Billy Williamson

Personal information
- Full name: William McInnes Williamson
- Date of birth: 12 February 1922
- Place of birth: Lenzie, Scotland
- Date of death: 2006 (aged 83)
- Place of death: Kirkintilloch, Scotland
- Position: Inside forward

Senior career*
- Years: Team / Apps / (Gls)
- Kirkintilloch Rob Roy
- Petershill
- 1941–1951: Rangers / 43 / (26)
- 1951–1953: St Mirren / 6 / (2)
- 1953–1956: Stirling Albion / 53 / (6)
- Total:  / 102 / (34)

= Billy Williamson (footballer, born 1922) =

Scottish footballer (1922–2006)

William McInnes Williamson (12 February 1922 – 2006) was a Scottish professional footballer who played as an inside forward for Rangers, St Mirren and Stirling Albion.

==Career==
Williamson played for local junior clubs Kirkintilloch Rob Roy and Petershill before signing for Rangers in 1941. He served with the Royal Navy as a PE instructor during the Second World War, while also playing for Rangers and as a guest for Manchester City.
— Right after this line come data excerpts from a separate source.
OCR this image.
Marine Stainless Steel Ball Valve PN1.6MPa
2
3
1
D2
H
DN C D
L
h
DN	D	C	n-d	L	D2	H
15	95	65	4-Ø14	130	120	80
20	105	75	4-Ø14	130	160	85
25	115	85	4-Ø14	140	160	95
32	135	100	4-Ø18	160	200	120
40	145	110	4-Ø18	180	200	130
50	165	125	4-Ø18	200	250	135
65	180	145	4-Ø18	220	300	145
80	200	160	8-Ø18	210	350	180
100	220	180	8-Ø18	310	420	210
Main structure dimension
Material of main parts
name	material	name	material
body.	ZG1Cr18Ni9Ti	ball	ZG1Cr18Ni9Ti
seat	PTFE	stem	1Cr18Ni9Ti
He became a regular in the Rangers first team in the 1945–46 season.

Williamson played and scored in the first Scottish League Cup final, in 1947. He also won two Scottish league championships and two Scottish Cups with Rangers. Williamson scored a goal in both of those Scottish Cup finals, in 1948 and 1949.

Williamson later played for St Mirren and Stirling Albion, featuring in a notable win for Stirling against Rangers. After retiring as a player, Williamson worked as a PE teacher at Lenzie Academy.